Zak has wanted to be in the military, “It’s always been my thing,” he said.

Mom Sonia said she knew a military career was a given when the boy was a second grader.

“He made us turn his room into an army battlefield,” she said. “When he told us his decision to join the Marines, I begged and pleaded for him not to go. When I signed those papers for him to join, I felt like I’d given him up for adoption. I felt empty inside.

“When he graduated and came home, it’s hard to explain, but you know going there, it’s temporary,” she said. “But for 13 weeks, not to hear his voice, not to know if he’s well, sick or happy. It’s trying.

“We’d write, but it would be three days for the letter to get there, and then another three days for a reply to come back,” she said. “That’s six days – a lot can happen in six days.”

Dad Jeff said he knew his son’s decision to join the military was a good one.
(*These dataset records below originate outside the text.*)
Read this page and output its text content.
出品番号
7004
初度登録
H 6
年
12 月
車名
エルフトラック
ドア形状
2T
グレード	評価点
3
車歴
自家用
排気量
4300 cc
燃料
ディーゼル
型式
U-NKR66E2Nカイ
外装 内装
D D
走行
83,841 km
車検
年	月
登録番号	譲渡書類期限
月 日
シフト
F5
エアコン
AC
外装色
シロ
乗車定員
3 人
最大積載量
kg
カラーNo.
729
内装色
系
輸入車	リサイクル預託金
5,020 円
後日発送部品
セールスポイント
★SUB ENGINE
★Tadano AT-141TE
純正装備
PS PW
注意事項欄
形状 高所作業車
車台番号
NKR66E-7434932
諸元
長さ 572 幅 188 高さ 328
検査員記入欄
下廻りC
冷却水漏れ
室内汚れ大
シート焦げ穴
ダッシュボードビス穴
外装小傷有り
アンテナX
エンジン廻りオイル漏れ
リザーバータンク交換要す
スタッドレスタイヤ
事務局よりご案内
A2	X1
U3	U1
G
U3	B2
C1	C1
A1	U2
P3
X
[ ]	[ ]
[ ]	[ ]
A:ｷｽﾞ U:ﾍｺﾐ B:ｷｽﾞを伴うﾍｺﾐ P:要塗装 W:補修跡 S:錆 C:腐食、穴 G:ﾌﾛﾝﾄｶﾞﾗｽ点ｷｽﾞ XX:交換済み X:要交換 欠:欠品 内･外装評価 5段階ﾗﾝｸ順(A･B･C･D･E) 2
“I knew it would better his life,” Jeff said. “That day, when we got to see him, there’s hardly words for it we were so happy. Him, too.”

His sister Karlie-Belle and brother Branston are glad to have him home as well.

“We get to go hunting, which is great,” Branston said.

Karlie-Belle said she’s glad her “chauffeur” is back.

“I miss him taking me to school and stuff,” she said.

Next month, Zak will report to Camp Geiger, N.C., for a 29-day Marine combat training course and then to a six-week combat engineer school in Courthouse Bay, N.C. After that, a base in South Carolina – hopefully.

“If not there, then Camp Pendleton, Calif., or Okinawa, Japan,” he said. “You can tell which one we’re gunning for.”